After adjusting for potential confounders, diabetes significantly increased the risk of in-hospital death among patients hospitalized for bacterial pneumonia (OR = 1.94) and intestinal obstruction (OR = 4.23) and length of stay among those admitted for several diagnoses, including acute myocardial infarction and acute renal failure. Admission glucose blood level was associated with in-hospital death in patients with pneumonia and intestinal obstruction, and increased length of stay for several conditions.
Patients with diabetes mellitus who are hospitalized for other health problems may have increased risk of in-hospital death and longer hospital stay. For this reason, diabetes should be promptly recognized upon admission and properly managed.
合并糖尿病的住院患者可能比其他患者预后更差。我们开展了一项研究,以评估合并糖尿病是否会影响住院死亡率和住院时间。

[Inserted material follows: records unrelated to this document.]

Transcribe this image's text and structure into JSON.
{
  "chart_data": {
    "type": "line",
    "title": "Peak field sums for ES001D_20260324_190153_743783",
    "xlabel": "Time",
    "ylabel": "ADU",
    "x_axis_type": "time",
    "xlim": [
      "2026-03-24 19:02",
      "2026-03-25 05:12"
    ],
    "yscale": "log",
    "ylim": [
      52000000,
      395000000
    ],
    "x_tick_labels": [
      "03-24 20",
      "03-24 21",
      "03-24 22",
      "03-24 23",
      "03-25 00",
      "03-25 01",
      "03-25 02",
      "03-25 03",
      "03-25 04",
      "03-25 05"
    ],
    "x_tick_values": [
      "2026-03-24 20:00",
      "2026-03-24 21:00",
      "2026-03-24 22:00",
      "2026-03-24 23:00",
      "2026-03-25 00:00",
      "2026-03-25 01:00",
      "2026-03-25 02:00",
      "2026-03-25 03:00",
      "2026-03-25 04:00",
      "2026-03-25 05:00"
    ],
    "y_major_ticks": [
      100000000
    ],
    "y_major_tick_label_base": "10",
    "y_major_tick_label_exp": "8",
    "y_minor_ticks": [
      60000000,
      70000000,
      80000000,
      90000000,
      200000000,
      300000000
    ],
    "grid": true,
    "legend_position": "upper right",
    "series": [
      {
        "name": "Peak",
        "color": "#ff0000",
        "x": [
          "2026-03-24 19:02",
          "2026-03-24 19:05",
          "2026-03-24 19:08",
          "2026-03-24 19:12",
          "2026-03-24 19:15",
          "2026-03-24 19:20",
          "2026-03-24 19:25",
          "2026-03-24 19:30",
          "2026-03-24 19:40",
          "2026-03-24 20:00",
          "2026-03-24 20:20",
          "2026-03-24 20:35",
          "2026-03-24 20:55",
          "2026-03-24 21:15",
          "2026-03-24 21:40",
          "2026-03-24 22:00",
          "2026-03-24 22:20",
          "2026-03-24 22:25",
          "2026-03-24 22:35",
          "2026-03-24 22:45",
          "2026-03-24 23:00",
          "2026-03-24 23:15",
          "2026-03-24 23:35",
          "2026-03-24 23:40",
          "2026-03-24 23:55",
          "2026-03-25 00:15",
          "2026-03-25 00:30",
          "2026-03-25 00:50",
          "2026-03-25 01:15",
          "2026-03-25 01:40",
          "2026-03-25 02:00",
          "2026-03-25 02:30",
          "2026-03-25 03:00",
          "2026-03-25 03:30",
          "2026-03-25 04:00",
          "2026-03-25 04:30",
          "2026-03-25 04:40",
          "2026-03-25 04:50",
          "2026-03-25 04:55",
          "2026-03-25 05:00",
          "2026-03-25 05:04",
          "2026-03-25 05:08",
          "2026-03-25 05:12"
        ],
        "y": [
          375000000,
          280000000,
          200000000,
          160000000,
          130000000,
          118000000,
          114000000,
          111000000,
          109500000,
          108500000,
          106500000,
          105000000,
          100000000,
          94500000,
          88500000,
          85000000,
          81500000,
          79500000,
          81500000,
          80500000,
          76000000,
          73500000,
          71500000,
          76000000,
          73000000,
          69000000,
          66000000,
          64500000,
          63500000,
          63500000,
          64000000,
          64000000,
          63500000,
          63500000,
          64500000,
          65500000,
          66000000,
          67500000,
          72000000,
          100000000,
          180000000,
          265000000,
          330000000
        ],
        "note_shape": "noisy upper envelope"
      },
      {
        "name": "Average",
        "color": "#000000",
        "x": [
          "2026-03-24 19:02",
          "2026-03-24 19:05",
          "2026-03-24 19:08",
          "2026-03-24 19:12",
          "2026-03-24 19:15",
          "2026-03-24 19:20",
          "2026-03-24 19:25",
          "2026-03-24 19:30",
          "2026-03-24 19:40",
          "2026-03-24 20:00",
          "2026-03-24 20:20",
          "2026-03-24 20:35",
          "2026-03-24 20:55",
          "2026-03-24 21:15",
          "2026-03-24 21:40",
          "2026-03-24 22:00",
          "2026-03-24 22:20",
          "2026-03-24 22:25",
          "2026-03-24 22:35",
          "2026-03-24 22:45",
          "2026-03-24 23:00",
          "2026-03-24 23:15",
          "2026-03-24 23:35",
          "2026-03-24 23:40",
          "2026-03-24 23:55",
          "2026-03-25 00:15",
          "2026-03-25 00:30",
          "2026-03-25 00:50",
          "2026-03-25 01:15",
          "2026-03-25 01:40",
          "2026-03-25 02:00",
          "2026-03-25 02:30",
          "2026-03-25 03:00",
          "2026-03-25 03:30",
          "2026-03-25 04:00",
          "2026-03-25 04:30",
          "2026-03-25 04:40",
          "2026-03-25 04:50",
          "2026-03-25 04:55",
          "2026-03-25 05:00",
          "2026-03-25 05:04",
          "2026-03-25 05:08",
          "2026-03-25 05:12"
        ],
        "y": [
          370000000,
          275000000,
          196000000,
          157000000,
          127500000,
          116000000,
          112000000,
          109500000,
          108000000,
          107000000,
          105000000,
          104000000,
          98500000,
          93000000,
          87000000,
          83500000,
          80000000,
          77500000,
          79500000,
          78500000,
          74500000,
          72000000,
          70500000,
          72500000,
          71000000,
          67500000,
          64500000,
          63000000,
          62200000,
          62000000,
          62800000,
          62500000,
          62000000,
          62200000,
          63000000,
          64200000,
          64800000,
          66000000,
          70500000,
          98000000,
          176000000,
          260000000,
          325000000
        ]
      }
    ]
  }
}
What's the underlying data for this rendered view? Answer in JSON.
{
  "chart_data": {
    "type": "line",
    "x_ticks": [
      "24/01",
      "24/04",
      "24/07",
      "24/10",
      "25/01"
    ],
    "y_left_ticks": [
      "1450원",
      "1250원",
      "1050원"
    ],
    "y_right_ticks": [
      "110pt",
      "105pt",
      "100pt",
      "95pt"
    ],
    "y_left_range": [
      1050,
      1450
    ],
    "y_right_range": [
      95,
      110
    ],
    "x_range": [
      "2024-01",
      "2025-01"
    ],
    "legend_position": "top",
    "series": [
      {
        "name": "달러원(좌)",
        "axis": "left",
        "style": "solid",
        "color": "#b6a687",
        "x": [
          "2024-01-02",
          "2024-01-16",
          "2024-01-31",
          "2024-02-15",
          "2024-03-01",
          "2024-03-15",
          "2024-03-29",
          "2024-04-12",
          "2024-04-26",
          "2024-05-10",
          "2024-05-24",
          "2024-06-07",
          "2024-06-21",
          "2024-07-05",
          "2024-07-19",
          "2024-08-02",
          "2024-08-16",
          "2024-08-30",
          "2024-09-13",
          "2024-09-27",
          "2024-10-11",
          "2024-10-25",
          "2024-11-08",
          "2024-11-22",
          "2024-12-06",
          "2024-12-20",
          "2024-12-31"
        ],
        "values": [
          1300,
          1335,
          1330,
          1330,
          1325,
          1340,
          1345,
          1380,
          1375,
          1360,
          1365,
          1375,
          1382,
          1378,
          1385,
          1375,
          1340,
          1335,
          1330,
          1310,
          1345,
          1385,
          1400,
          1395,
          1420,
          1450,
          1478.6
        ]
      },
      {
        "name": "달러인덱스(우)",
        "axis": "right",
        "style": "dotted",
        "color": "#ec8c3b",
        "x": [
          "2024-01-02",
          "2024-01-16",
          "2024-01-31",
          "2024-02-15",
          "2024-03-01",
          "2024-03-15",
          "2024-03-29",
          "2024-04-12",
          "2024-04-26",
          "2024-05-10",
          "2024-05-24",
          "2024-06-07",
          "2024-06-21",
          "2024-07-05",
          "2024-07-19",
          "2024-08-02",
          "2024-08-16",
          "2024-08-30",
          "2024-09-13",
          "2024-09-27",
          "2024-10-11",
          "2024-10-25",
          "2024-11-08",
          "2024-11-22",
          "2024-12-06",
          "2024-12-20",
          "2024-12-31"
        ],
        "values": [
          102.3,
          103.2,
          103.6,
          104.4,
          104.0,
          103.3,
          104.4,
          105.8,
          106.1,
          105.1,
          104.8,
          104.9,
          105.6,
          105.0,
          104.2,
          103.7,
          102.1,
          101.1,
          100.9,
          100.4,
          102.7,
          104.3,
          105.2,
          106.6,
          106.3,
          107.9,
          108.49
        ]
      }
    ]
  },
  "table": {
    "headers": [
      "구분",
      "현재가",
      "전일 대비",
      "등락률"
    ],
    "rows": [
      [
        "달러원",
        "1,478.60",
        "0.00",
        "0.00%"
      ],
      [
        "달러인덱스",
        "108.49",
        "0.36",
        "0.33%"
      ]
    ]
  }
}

在这项基于人群的研究中,我们分析了位于乌迪内的医院所在的弗留利-威尼斯朱利亚大区区域卫生信息系统的管理数据库。医院出院数据在个体患者层面与区域糖尿病登记处相链接,以识别糖尿病患者。对于每一个3位数字的ICD-9-CM出院诊断代码,我们评估了糖尿病患者与非糖尿病患者在住院时间和住院死亡率方面的差异。我们通过线性和逻辑回归模型进行了单变量和多变量分析,并对年龄、性别、查尔森合并症评分和住院紧急程度进行了调整。
在对潜在混杂因素进行调整后,糖尿病显著增加了因细菌性肺炎住院患者的院内死亡风险(OR = 1.94)和肠梗阻患者的院内死亡风险(OR = 4.23),并增加了包括急性心肌梗死和急性肾衰竭在内的几种诊断患者的住院时间。入院血糖水平与肺炎和肠梗阻患者的院内死亡相关,并在多种情况下增加住院时间。
因其他健康问题住院的糖尿病患者可能有更高的院内死亡风险和更长的住院时间。因此,糖尿病在入院时应被及时识别并得到妥善管理。